The Tattooist of Auschwitz, Heather Morris
Report from HMP Shotts
The Tattooist of Auschwitz inspired conversation on genocide (the Holocaust and current ones), human nature, survival, and love in our reading group. Overall, the entire group enjoyed reading the book and found it to be an incredible story. There was a discussion on whether some of the incidents described in the book could really happen, as Lale seemed to have incredible luck in a situation where a person could be killed at random. There was a lot of discussion on why Lale chose to keep his story untold for so long, one reason being he feared he would be seen to be in collaboration with the Nazis. Cilka, a prisoner of the camp who was forced to be the sexual partner of the camp leader, was charged as a Nazi conspirator and sentenced to fifteen years hard labour in Siberia after the war. The group discussed how two people in roles defined by the Nazi regime (did either have a choice?) could be treated so differently? Did it have to do with gender?
The book also inspired conversation around Holocaust deniers and how, the further we get away from the ending of WWII, the general public remembers, or chooses not to remember, the atrocities of the Holocaust. This led to further discussion about genocide and how there have been many incidents of genocide around the world, yet the general public’s awareness of them is very little. The group questioned and discussed whether this has to do with economics, race and gender.

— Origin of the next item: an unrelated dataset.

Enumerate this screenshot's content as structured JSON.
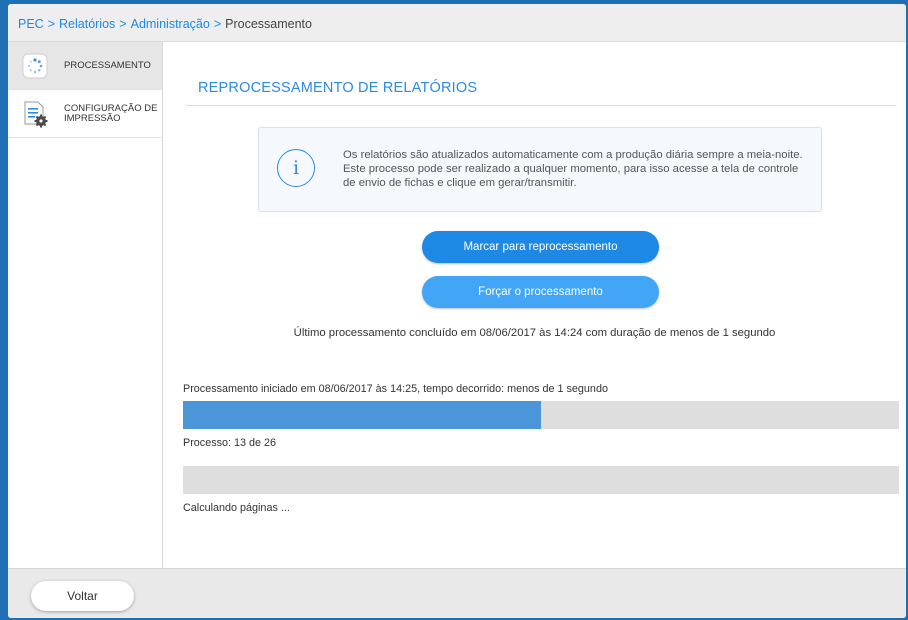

Rough Music, Patrick Gayle
Report from HMP Wandsworth
The group was divided on Patrick Gayle’s Rough Music. Some of the participants loved it, citing the autobiographical nature and the way it dealt with sexuality as feeling very natural. Some of the participants liked the authors links to Wandsworth Prison (his father is a former governor) and enjoyed the way Wandsworth and the lives of its workers was explored in the early sections of the novel.
Some of the participants however felt it was needlessly long and that there was a lot of ‘infilling’ they also disliked the mock interview section at the back of the book as they felt it was narcissistic. But they found his descriptive passages about the Cornish coast very inspiring. And they also remarked that the author really made you care about the fate of the protagonists and this carried it along very well.